José Martí, hierro y fiebre

    1.

    En los años 1950, en ocasión del centenario del nacimiento de José Martí, una película rodada en México —La Rosa Blanca, con dirección de Emilio Fernández y financiamiento de la dictadura de Fulgencio Batista— buscaba hacer una biografía del Apóstol. Félix Lizaso y Francisco Ichaso colaboraron en la realización. Lizaso le explicó en carta a María Mantilla el cuidado que se estaba teniendo con el tratamiento de la memoria de Martí. Sobre la misma película, pero a título individual, Raoul José Fajardo, autor de una pieza teatral titulada Dos Ríos, le escribía a Mantilla: «¿pueden los intelectuales y los productores cinematográficos interpretar bien a Martí sin antes parecerse a él? (…) Ved que la obra de Martí corre la misma suerte que la de Mahatma Gandhi en la India: cada secta o partido lo interpreta de diverso modo. Tal vez sea ese un tributo indirecto a su grandeza».

    Si hay algo en Cuba capaz de ser compartido por todo el espectro político es José Martí. Pocos mitos políticos —básicamente, figuras nacionalistas o, como mucho, populistas— pueden acompañarlo en tal condición en América Latina. La obra de Martí, y su vida, su grandeza, lo defienden por sí solo —nadie deviene héroe nacional implorando socorro ante cada afrenta— pero el nacionalismo de Estado ha erigido siempre en obligación moral —presentando como un deber de y hacia todos lo que es en realidad una función muy suya— la «necesidad de su protección», sea el caso una película mexicana o el proyecto en construcción de un joven realizador.
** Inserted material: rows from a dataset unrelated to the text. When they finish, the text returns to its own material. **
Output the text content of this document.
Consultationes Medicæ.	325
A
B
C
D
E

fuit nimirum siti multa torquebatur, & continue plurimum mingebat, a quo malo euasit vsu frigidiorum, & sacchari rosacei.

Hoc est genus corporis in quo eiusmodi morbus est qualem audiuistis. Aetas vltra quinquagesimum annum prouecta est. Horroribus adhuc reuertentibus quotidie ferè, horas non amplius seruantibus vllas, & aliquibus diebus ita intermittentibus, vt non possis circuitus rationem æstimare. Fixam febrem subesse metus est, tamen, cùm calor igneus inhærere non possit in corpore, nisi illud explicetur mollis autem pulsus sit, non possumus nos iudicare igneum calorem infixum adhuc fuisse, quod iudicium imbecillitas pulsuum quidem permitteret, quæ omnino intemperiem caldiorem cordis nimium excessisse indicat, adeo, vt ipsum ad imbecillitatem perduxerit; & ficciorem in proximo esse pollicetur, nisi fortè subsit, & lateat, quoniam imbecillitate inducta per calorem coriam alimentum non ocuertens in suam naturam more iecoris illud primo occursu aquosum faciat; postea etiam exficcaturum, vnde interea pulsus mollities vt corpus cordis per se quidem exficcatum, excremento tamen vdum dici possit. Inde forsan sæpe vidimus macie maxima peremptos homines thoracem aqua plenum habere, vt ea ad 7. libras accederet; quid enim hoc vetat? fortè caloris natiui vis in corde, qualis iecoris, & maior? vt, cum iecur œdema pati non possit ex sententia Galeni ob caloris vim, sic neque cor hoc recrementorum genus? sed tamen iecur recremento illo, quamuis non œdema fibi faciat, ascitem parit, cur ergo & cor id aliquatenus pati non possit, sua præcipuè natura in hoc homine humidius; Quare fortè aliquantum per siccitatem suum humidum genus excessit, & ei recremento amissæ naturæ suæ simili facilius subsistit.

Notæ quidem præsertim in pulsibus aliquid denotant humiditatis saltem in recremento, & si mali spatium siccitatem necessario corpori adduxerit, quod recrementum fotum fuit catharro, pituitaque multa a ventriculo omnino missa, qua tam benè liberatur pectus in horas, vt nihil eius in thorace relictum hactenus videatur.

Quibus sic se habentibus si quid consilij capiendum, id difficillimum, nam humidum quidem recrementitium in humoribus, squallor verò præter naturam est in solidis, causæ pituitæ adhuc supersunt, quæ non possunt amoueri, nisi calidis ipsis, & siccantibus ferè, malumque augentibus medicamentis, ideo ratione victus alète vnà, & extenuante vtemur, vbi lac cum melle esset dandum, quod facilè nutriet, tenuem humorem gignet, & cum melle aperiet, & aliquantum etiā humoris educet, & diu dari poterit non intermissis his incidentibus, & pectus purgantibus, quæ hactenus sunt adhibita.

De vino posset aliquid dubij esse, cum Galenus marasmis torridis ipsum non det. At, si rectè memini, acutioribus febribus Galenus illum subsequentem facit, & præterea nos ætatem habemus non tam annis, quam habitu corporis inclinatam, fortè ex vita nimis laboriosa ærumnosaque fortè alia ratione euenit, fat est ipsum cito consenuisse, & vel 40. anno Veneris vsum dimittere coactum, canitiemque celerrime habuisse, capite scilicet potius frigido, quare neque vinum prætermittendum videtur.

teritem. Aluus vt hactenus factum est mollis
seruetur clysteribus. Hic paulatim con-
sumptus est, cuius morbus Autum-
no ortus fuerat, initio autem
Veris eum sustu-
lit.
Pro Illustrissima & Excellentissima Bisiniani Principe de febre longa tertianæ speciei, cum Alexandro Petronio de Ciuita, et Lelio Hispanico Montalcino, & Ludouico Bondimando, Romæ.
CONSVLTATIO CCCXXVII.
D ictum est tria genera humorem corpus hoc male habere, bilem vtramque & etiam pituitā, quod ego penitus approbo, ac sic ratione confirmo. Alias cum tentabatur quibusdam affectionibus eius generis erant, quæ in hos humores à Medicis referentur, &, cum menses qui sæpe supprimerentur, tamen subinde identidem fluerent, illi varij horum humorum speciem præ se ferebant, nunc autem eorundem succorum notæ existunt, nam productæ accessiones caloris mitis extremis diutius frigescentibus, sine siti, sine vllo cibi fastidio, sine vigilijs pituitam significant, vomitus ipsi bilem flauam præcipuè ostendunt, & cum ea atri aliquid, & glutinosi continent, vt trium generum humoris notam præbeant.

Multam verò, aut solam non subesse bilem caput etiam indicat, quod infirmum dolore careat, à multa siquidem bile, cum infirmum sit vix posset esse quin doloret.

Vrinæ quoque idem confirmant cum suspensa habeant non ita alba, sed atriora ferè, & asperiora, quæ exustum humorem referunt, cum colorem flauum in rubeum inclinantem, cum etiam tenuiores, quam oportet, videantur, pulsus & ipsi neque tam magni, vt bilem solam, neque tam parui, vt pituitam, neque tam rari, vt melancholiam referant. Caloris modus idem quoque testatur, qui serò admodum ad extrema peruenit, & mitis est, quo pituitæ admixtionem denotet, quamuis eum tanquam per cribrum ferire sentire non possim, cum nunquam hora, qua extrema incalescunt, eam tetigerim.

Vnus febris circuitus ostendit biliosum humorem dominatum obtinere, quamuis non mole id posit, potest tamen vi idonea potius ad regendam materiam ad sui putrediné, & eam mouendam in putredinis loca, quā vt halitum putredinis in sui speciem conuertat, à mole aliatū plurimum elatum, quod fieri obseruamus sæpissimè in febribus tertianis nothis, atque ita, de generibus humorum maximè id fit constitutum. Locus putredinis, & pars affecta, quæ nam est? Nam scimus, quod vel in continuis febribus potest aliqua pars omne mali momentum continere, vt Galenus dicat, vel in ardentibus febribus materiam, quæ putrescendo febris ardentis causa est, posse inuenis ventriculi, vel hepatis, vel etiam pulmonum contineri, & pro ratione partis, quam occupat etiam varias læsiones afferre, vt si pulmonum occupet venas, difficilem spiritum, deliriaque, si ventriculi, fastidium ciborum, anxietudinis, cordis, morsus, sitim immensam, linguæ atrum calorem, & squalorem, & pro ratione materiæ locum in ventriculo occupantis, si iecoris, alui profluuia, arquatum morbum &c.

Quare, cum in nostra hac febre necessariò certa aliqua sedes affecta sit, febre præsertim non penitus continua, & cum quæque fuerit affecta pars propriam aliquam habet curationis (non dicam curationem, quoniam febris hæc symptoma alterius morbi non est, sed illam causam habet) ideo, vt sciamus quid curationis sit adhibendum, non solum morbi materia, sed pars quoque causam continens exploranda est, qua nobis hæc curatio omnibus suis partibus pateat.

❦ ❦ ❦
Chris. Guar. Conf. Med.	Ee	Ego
    La enorme penetración de Martí en la vida de Cuba se debe precisamente a lo contrario: a ser un creedor y un producto del nacionalismo popular y a no haber rehusado enfrentar por sí mismo ninguno de los conflictos propios de tan compleja elaboración. Entre lo que he visto en los últimos años sobre Martí, la reciente puesta en escena de Hierro, de Argos Teatro —escrita y dirigida por Carlos Celdrán—, me parece una extraordinaria manera de comprender a Martí, a través de cómo lidió con sus conflictos, fuesen personales o nacionales. Escribo estas palabras inspirado por la pieza de Celdrán, y repaso con ellas algunos de los conflictos que trata la obra.

    2.

    En A pie y descalzo (1890), Ramón Roa cuenta que en un intento de cruce de la Trocha, el práctico de la tropa del capitán mambí Miguel Rodríguez escuchó llorar a un niño de pecho, a quien su madre sostenía con la boca. El llanto delataba la posición y el práctico, azorado, o «temeroso de su responsabilidad o de su vida», espetó en la confusión: «Ahoguen a ese muchacho». La madre —exesclavizada—, por «jugarse allí su libertad», o «poseída más que todo de lo indecible del terror, apretó al inocente de tal modo que quedó muerto entre sus brazos». Es una escena brutal, pero no es única. Bartolomé de las Casas cuenta otra similar sobre madres indígenas que ahogaron contra su pecho a sus hijos —cruzando un río—, ante el ataque con perros de los conquistadores españoles.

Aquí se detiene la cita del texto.